Le jour de mon ordination, de nombreuses personnes m’avaient fait part de leur joie. Certaines de leurs réactions m’avaient laissé songeur : « Quelle chance vous avez : vous, au moins, Dieu vous a appelé !, C’est génial d’avoir la vocation, d’être branché en direct avec Dieu ! » J’avoue n’avoir jamais ressenti l’appel de Dieu de cette manière-ci. Encore moins de m’être senti le partenaire privilégié de Dieu, dans la grâce qu’il me faisait de devenir religieux et prêtre.

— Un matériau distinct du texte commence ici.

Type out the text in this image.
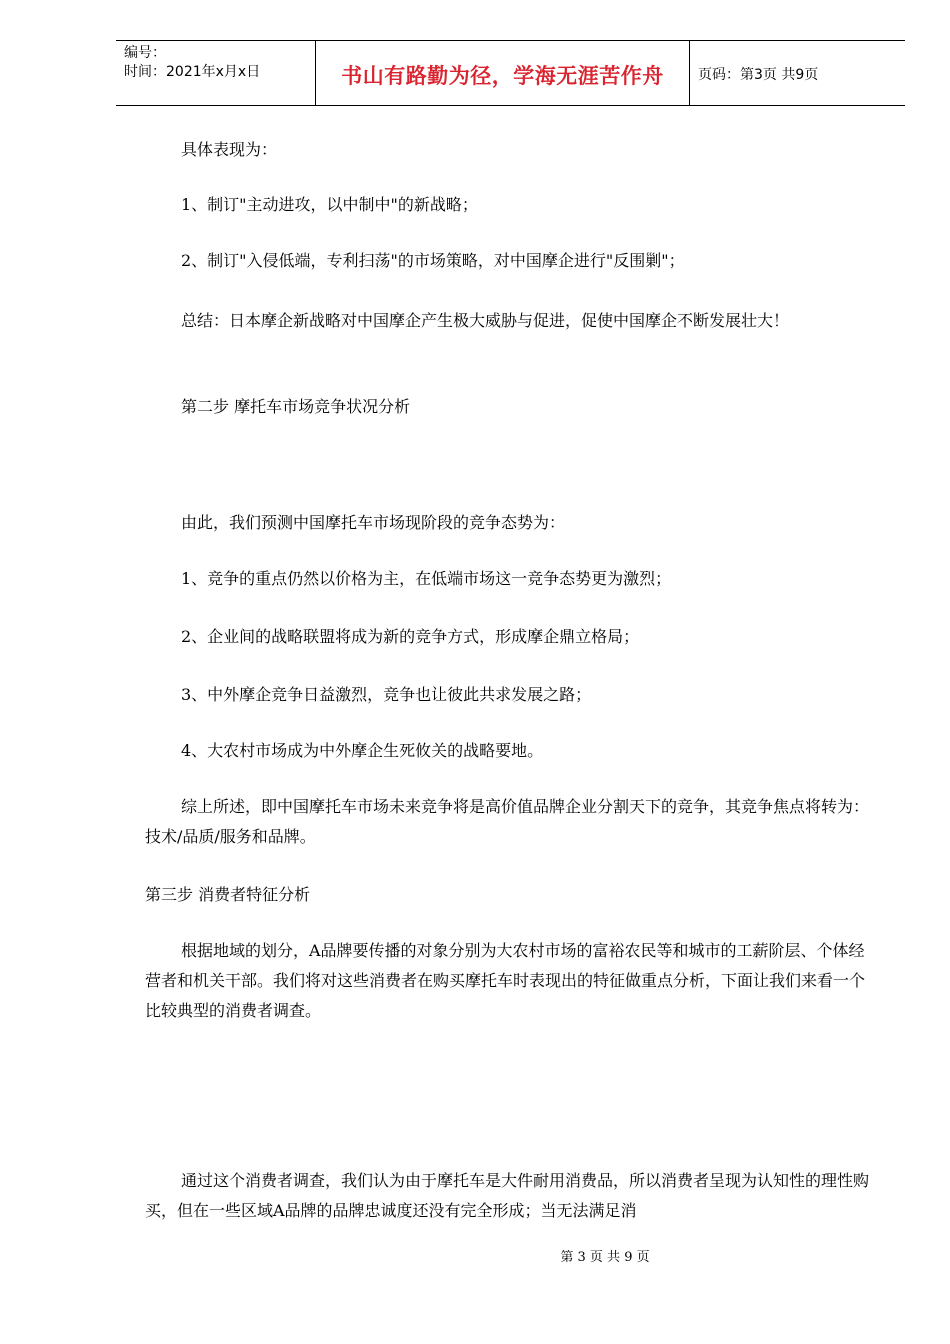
编号：
时间：2021年x月x日	书山有路勤为径，学海无涯苦作舟 页码：第3页 共9页

具体表现为：

1、制订"主动进攻，以中制中"的新战略；

2、制订"入侵低端，专利扫荡"的市场策略，对中国摩企进行"反围剿"；

总结：日本摩企新战略对中国摩企产生极大威胁与促进，促使中国摩企不断发展壮大！

第二步 摩托车市场竞争状况分析

由此，我们预测中国摩托车市场现阶段的竞争态势为：

1、竞争的重点仍然以价格为主，在低端市场这一竞争态势更为激烈；

2、企业间的战略联盟将成为新的竞争方式，形成摩企鼎立格局；

3、中外摩企竞争日益激烈，竞争也让彼此共求发展之路；

4、大农村市场成为中外摩企生死攸关的战略要地。

综上所述，即中国摩托车市场未来竞争将是高价值品牌企业分割天下的竞争，其竞争焦点将转为：技术/品质/服务和品牌。

第三步 消费者特征分析

根据地域的划分，A品牌要传播的对象分别为大农村市场的富裕农民等和城市的工薪阶层、个体经营者和机关干部。我们将对这些消费者在购买摩托车时表现出的特征做重点分析，下面让我们来看一个比较典型的消费者调查。

通过这个消费者调查，我们认为由于摩托车是大件耐用消费品，所以消费者呈现为认知性的理性购买，但在一些区域A品牌的品牌忠诚度还没有完全形成；当无法满足消

第 3 页 共 9 页
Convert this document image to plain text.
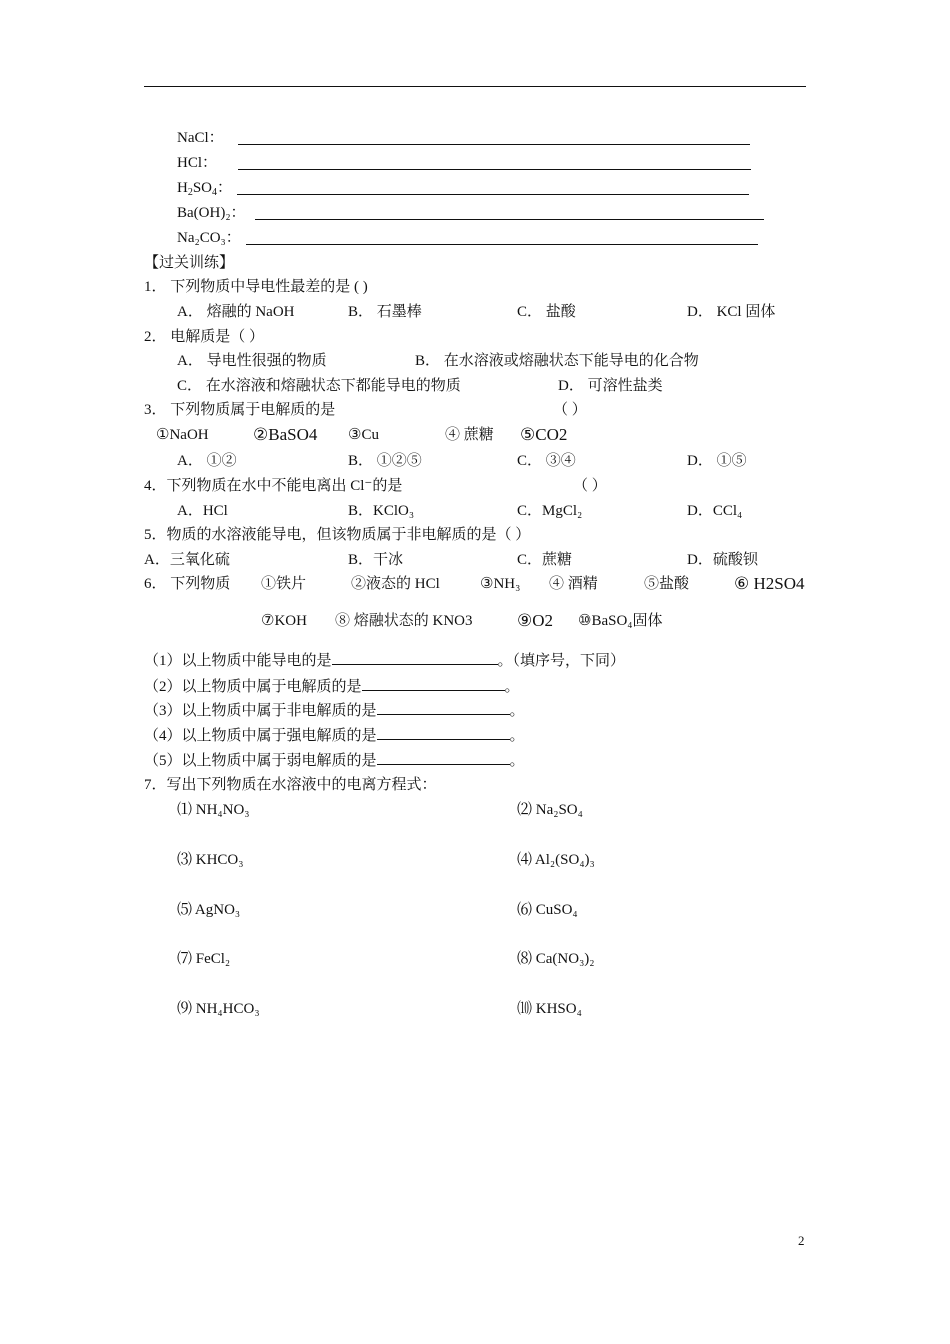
NaCl：
HCl：
$H_2SO_4$：
Ba(OH)₂：
Na₂CO₃：
【过关训练】
1． 下列物质中导电性最差的是 ( )
A． 熔融的 NaOH	B． 石墨棒	C． 盐酸	D． KCl 固体
2． 电解质是（ ）
A． 导电性很强的物质	B． 在水溶液或熔融状态下能导电的化合物
C． 在水溶液和熔融状态下都能导电的物质	D． 可溶性盐类
3． 下列物质属于电解质的是	（ ）
①NaOH	②BaSO4 ③Cu	④ 蔗糖 ⑤CO2
A． ①②	B． ①②⑤	C． ③④	D． ①⑤
4．下列物质在水中不能电离出 Cl⁻的是	（ ）
A．HCl	B．KClO₃	C．MgCl₂	D．CCl₄
5．物质的水溶液能导电，但该物质属于非电解质的是（ ）
A．三氧化硫	B．干冰	C．蔗糖	D．硫酸钡
6． 下列物质 ①铁片	②液态的 HCl	③NH₃ ④ 酒精	⑤盐酸	⑥ H2SO4
⑦KOH ⑧ 熔融状态的 KNO3	⑨O2 ⑩BaSO₄固体
（1）以上物质中能导电的是	。（填序号，下同）
（2）以上物质中属于电解质的是	。
（3）以上物质中属于非电解质的是	。
（4）以上物质中属于强电解质的是	。
（5）以上物质中属于弱电解质的是	。
7．写出下列物质在水溶液中的电离方程式：
⑴ NH₄NO₃	⑵ Na₂SO₄
⑶ KHCO₃	⑷ Al₂(SO₄)₃
⑸ AgNO₃	⑹ CuSO₄
⑺ FeCl₂	⑻ Ca(NO₃)₂
⑼ NH₄HCO₃	⑽ KHSO₄
2
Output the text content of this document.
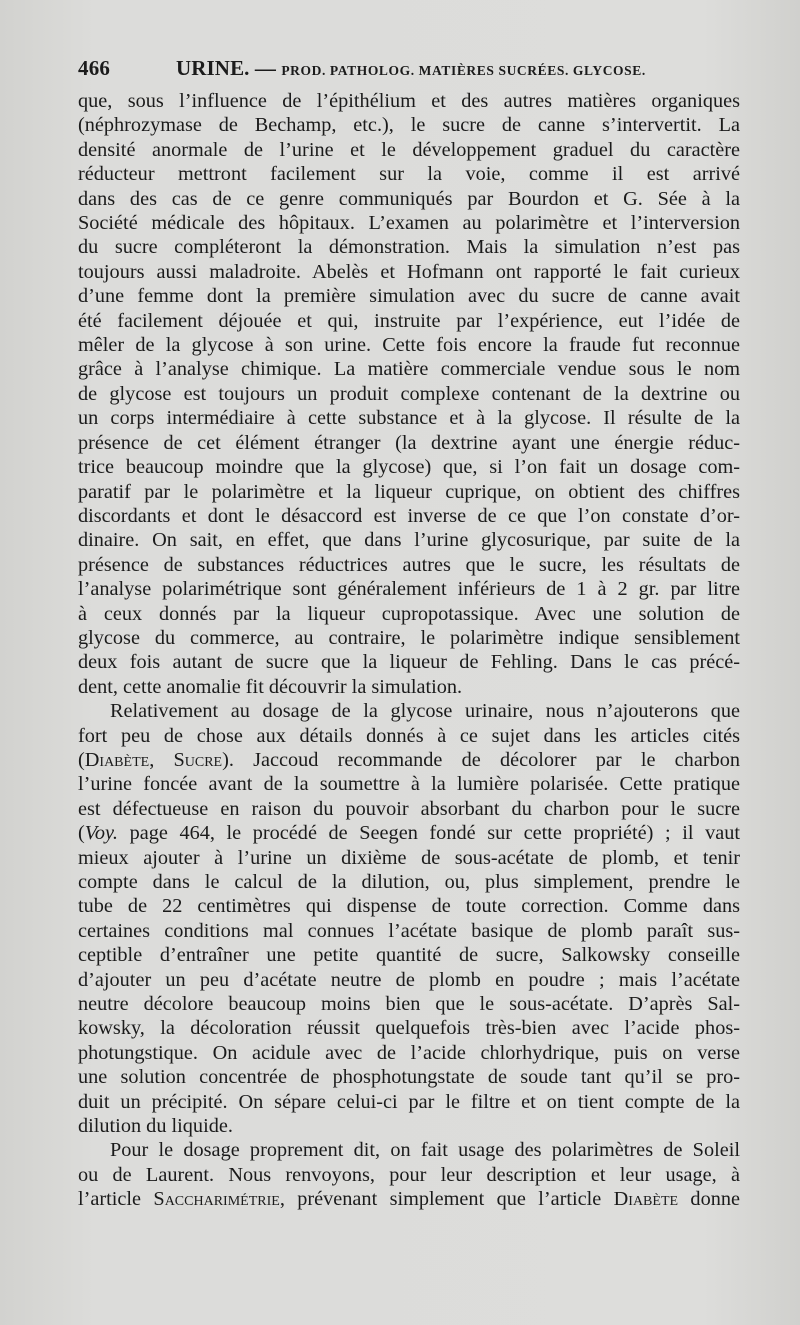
466	URINE. — PROD. PATHOLOG. MATIÈRES SUCRÉES. GLYCOSE.
que, sous l’influence de l’épithélium et des autres matières organiques
(néphrozymase de Bechamp, etc.), le sucre de canne s’intervertit. La
densité anormale de l’urine et le développement graduel du caractère
réducteur mettront facilement sur la voie, comme il est arrivé
dans des cas de ce genre communiqués par Bourdon et G. Sée à la
Société médicale des hôpitaux. L’examen au polarimètre et l’interversion
du sucre compléteront la démonstration. Mais la simulation n’est pas
toujours aussi maladroite. Abelès et Hofmann ont rapporté le fait curieux
d’une femme dont la première simulation avec du sucre de canne avait
été facilement déjouée et qui, instruite par l’expérience, eut l’idée de
mêler de la glycose à son urine. Cette fois encore la fraude fut reconnue
grâce à l’analyse chimique. La matière commerciale vendue sous le nom
de glycose est toujours un produit complexe contenant de la dextrine ou
un corps intermédiaire à cette substance et à la glycose. Il résulte de la
présence de cet élément étranger (la dextrine ayant une énergie réduc-
trice beaucoup moindre que la glycose) que, si l’on fait un dosage com-
paratif par le polarimètre et la liqueur cuprique, on obtient des chiffres
discordants et dont le désaccord est inverse de ce que l’on constate d’or-
dinaire. On sait, en effet, que dans l’urine glycosurique, par suite de la
présence de substances réductrices autres que le sucre, les résultats de
l’analyse polarimétrique sont généralement inférieurs de 1 à 2 gr. par litre
à ceux donnés par la liqueur cupropotassique. Avec une solution de
glycose du commerce, au contraire, le polarimètre indique sensiblement
deux fois autant de sucre que la liqueur de Fehling. Dans le cas précé-
dent, cette anomalie fit découvrir la simulation.
Relativement au dosage de la glycose urinaire, nous n’ajouterons que
fort peu de chose aux détails donnés à ce sujet dans les articles cités
(Diabète, Sucre). Jaccoud recommande de décolorer par le charbon
l’urine foncée avant de la soumettre à la lumière polarisée. Cette pratique
est défectueuse en raison du pouvoir absorbant du charbon pour le sucre
(Voy. page 464, le procédé de Seegen fondé sur cette propriété) ; il vaut
mieux ajouter à l’urine un dixième de sous-acétate de plomb, et tenir
compte dans le calcul de la dilution, ou, plus simplement, prendre le
tube de 22 centimètres qui dispense de toute correction. Comme dans
certaines conditions mal connues l’acétate basique de plomb paraît sus-
ceptible d’entraîner une petite quantité de sucre, Salkowsky conseille
d’ajouter un peu d’acétate neutre de plomb en poudre ; mais l’acétate
neutre décolore beaucoup moins bien que le sous-acétate. D’après Sal-
kowsky, la décoloration réussit quelquefois très-bien avec l’acide phos-
photungstique. On acidule avec de l’acide chlorhydrique, puis on verse
une solution concentrée de phosphotungstate de soude tant qu’il se pro-
duit un précipité. On sépare celui-ci par le filtre et on tient compte de la
dilution du liquide.
Pour le dosage proprement dit, on fait usage des polarimètres de Soleil
ou de Laurent. Nous renvoyons, pour leur description et leur usage, à
l’article Saccharimétrie, prévenant simplement que l’article Diabète donne
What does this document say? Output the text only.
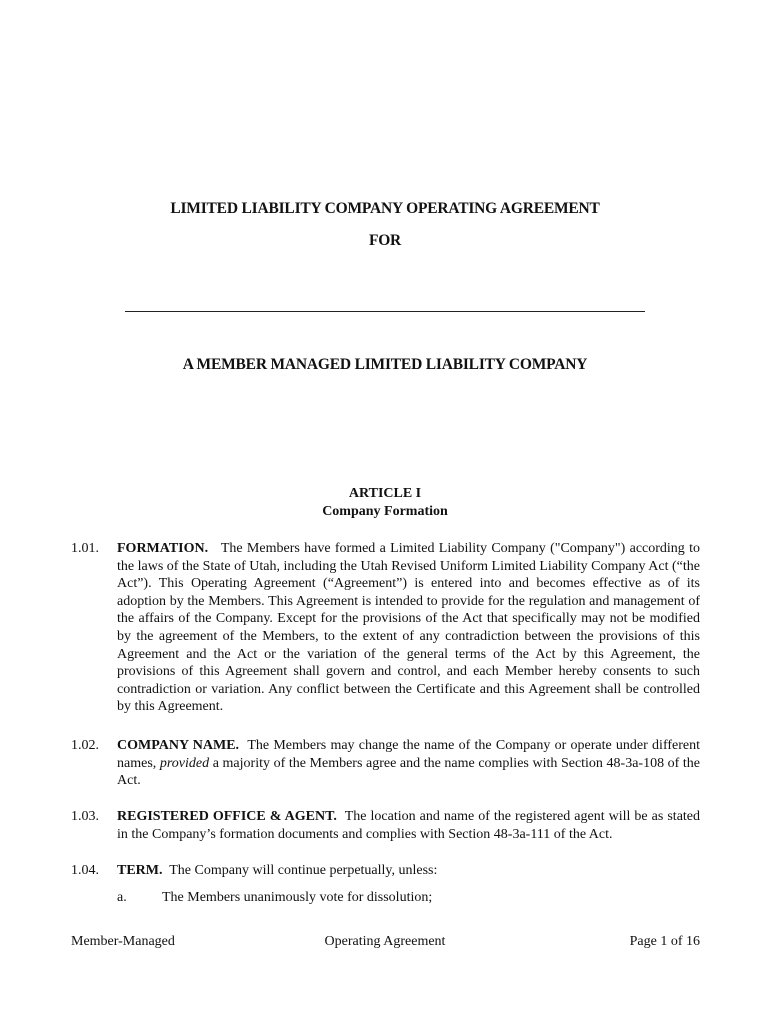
LIMITED LIABILITY COMPANY OPERATING AGREEMENT
FOR
A MEMBER MANAGED LIMITED LIABILITY COMPANY
ARTICLE I
Company Formation
1.01.	FORMATION. The Members have formed a Limited Liability Company ("Company") according to the laws of the State of Utah, including the Utah Revised Uniform Limited Liability Company Act (“the Act”). This Operating Agreement (“Agreement”) is entered into and becomes effective as of its adoption by the Members. This Agreement is intended to provide for the regulation and management of the affairs of the Company. Except for the provisions of the Act that specifically may not be modified by the agreement of the Members, to the extent of any contradiction between the provisions of this Agreement and the Act or the variation of the general terms of the Act by this Agreement, the provisions of this Agreement shall govern and control, and each Member hereby consents to such contradiction or variation. Any conflict between the Certificate and this Agreement shall be controlled by this Agreement.
1.02.	COMPANY NAME. The Members may change the name of the Company or operate under different names, provided a majority of the Members agree and the name complies with Section 48-3a-108 of the Act.
1.03.	REGISTERED OFFICE & AGENT. The location and name of the registered agent will be as stated in the Company’s formation documents and complies with Section 48-3a-111 of the Act.
1.04.	TERM. The Company will continue perpetually, unless:
a.	The Members unanimously vote for dissolution;
Member-Managed	Operating Agreement	Page 1 of 16
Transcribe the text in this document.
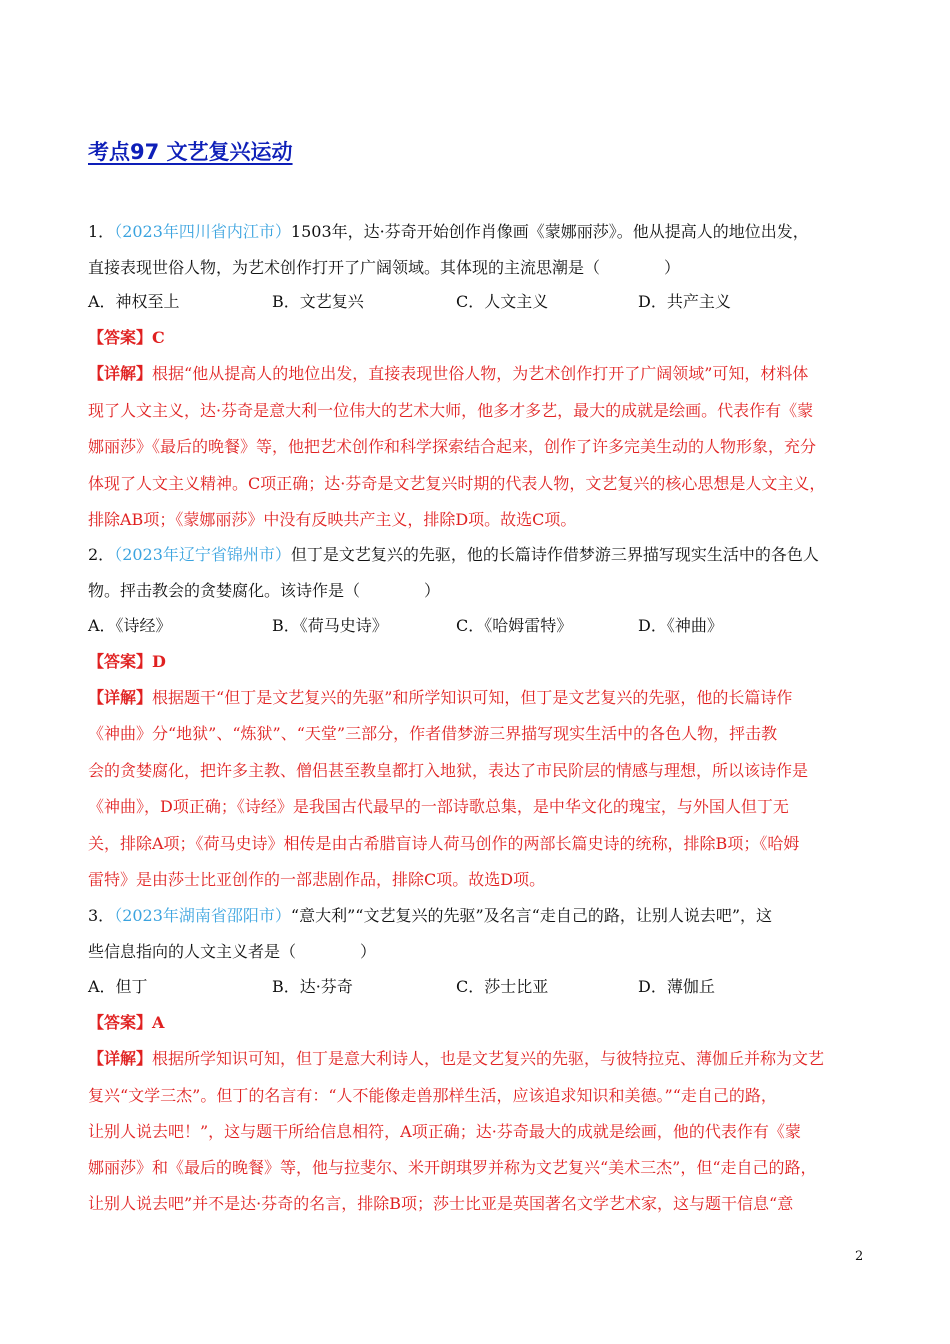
考点97 文艺复兴运动
1．（2023年四川省内江市）1503年，达·芬奇开始创作肖像画《蒙娜丽莎》。他从提高人的地位出发，
直接表现世俗人物，为艺术创作打开了广阔领域。其体现的主流思潮是（　　　　）
A．神权至上	B．文艺复兴	C．人文主义	D．共产主义
【答案】C
【详解】根据“他从提高人的地位出发，直接表现世俗人物，为艺术创作打开了广阔领域”可知，材料体
现了人文主义，达·芬奇是意大利一位伟大的艺术大师，他多才多艺，最大的成就是绘画。代表作有《蒙
娜丽莎》《最后的晚餐》等，他把艺术创作和科学探索结合起来，创作了许多完美生动的人物形象，充分
体现了人文主义精神。C项正确；达·芬奇是文艺复兴时期的代表人物，文艺复兴的核心思想是人文主义，
排除AB项；《蒙娜丽莎》中没有反映共产主义，排除D项。故选C项。
2．（2023年辽宁省锦州市）但丁是文艺复兴的先驱，他的长篇诗作借梦游三界描写现实生活中的各色人
物。抨击教会的贪婪腐化。该诗作是（　　　　）
A．《诗经》	B．《荷马史诗》	C．《哈姆雷特》	D．《神曲》
【答案】D
【详解】根据题干“但丁是文艺复兴的先驱”和所学知识可知，但丁是文艺复兴的先驱，他的长篇诗作
《神曲》分“地狱”、“炼狱”、“天堂”三部分，作者借梦游三界描写现实生活中的各色人物，抨击教
会的贪婪腐化，把许多主教、僧侣甚至教皇都打入地狱，表达了市民阶层的情感与理想，所以该诗作是
《神曲》，D项正确；《诗经》是我国古代最早的一部诗歌总集，是中华文化的瑰宝，与外国人但丁无
关，排除A项；《荷马史诗》相传是由古希腊盲诗人荷马创作的两部长篇史诗的统称，排除B项；《哈姆
雷特》是由莎士比亚创作的一部悲剧作品，排除C项。故选D项。
3．（2023年湖南省邵阳市）“意大利”“文艺复兴的先驱”及名言“走自己的路，让别人说去吧”，这
些信息指向的人文主义者是（　　　　）
A．但丁	B．达·芬奇	C．莎士比亚	D．薄伽丘
【答案】A
【详解】根据所学知识可知，但丁是意大利诗人，也是文艺复兴的先驱，与彼特拉克、薄伽丘并称为文艺
复兴“文学三杰”。但丁的名言有：“人不能像走兽那样生活，应该追求知识和美德。”“走自己的路，
让别人说去吧！”，这与题干所给信息相符，A项正确；达·芬奇最大的成就是绘画，他的代表作有《蒙
娜丽莎》和《最后的晚餐》等，他与拉斐尔、米开朗琪罗并称为文艺复兴“美术三杰”，但“走自己的路，
让别人说去吧”并不是达·芬奇的名言，排除B项；莎士比亚是英国著名文学艺术家，这与题干信息“意
2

Si, pour les chrétiens, tout homme a une vocation, il faut reconnaître que l’on réserve souvent à ce terme un statut bien spécifique, celui du ministère presbytéral ou de la vie consacrée. N’est-ce pas trop réducteur voire frustrant ?
« Je suis, Me voici », tel est en haut lieu le nom de Dieu, celui qu’il délivra à Moïse au mont Horeb (Exode 3,14), nom d’appel divin intraduisible qui attend pourtant une réponse d’homme. Car, dans la Bible, Dieu appelle l’homme de nombreuses manières. Appel à la vie, appel à grandir dans un regard d’amour, appel à quitter le confort de ses structures sécurisantes, appel à élargir ses horizons, appel à parler haut et fort, envers et contre tous parfois. Ces appels réclament attention et vigilance, patience et écoute. L’homme tente une réponse, avec crainte et maladresse, mais c’est ainsi qu’il se construit. À chacun son expérience, et sa manière de vaincre, pour la dire, la dérision des mots. « Me voici », répondaient avec une belle assurance, dans la Bible, ceux que Dieu appelait. « Moi aussi », répondent comme en écho, les hommes, les femmes et les jeunes d’aujourd’hui. L’identité de l’homme n’est-elle pas tissée de la succession de ces « Me voici » qu’à notre tour nous formulons, comme autant de présences à l’appel ? Telle est, je le crois, la grandeur de la foi chrétienne : se découvrir appelé par Dieu à suivre le Christ, et participer au grand rassemblement des appelés qu’est l’Église.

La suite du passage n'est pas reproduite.